Reputation: 997
I am trying to apply pyspark sql functions hash algorithm for every row in two dataframes to identify the differences. Hash algorithm is based on strings so I am trying to convert any datatype other than string to string. I am facing most of the issues in date columns conversion since date format need to be changed before converting into string to make it consistent for hash based matching.Please help me with the approach.
#Identify the fields which are not strings
from pyspark.sql.types import *
fields = df_db1.schema.fields
nonStringFields = map(lambda f: col(f.name), filter(lambda f: not isinstance(f.dataType, StringType), fields))
#Convert the date fields to specific date format and convert to string.
DateFields = map(lambda f: col(f.name), filter(lambda f: isistance(f.dataType, DateType), fields))

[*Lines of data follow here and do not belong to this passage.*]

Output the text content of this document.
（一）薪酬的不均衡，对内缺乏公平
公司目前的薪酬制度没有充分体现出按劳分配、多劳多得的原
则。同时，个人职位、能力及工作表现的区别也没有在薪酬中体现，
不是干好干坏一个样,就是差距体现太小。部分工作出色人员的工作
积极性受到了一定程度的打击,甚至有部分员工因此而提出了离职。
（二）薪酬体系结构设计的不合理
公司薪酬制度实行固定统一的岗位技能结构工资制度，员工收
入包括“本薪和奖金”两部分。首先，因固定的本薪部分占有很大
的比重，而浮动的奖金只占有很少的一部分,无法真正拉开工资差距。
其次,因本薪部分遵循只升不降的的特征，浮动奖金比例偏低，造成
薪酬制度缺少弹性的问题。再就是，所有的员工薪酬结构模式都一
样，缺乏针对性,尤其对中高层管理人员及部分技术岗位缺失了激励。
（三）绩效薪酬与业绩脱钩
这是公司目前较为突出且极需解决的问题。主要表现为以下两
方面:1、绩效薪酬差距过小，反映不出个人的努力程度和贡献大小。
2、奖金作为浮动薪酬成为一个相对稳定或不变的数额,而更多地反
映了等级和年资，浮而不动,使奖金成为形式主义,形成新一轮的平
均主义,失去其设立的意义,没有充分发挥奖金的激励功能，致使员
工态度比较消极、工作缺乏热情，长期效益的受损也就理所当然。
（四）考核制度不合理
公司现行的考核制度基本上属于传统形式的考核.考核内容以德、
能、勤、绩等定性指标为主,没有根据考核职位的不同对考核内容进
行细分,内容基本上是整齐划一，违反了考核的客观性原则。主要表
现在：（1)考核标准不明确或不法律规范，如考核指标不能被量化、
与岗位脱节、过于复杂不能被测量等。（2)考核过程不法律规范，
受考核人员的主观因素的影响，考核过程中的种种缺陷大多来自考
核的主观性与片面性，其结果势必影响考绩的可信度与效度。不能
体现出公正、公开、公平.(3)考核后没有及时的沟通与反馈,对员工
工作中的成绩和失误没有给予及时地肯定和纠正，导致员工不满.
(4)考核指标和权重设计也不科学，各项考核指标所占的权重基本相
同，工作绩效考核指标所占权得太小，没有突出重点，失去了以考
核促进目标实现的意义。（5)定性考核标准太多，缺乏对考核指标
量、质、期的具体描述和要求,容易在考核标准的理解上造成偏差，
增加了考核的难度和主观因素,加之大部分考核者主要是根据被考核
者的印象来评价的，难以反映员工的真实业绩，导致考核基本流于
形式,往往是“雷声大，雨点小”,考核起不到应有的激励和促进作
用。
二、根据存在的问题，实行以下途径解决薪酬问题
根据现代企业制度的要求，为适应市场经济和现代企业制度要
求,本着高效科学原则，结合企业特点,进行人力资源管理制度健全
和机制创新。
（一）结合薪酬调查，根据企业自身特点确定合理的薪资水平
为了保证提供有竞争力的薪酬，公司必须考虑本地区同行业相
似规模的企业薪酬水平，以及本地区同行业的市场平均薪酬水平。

#convert all other fields other than string to string.
Upvotes: 0
Views: 2582
Reputation: 16086
For numeric and date fields you can use cast
#filter rows
DateFields = filter(lambda f: isinstance(f.dataType, DateType), fields)
# cast to string
dateFieldsWithCast = map(lambda f: col(f).cast("string").as(f.name), DateFields)
In analogic way you may create list of columns with Long type, etc. and then do select
as in this answer
Upvotes: 1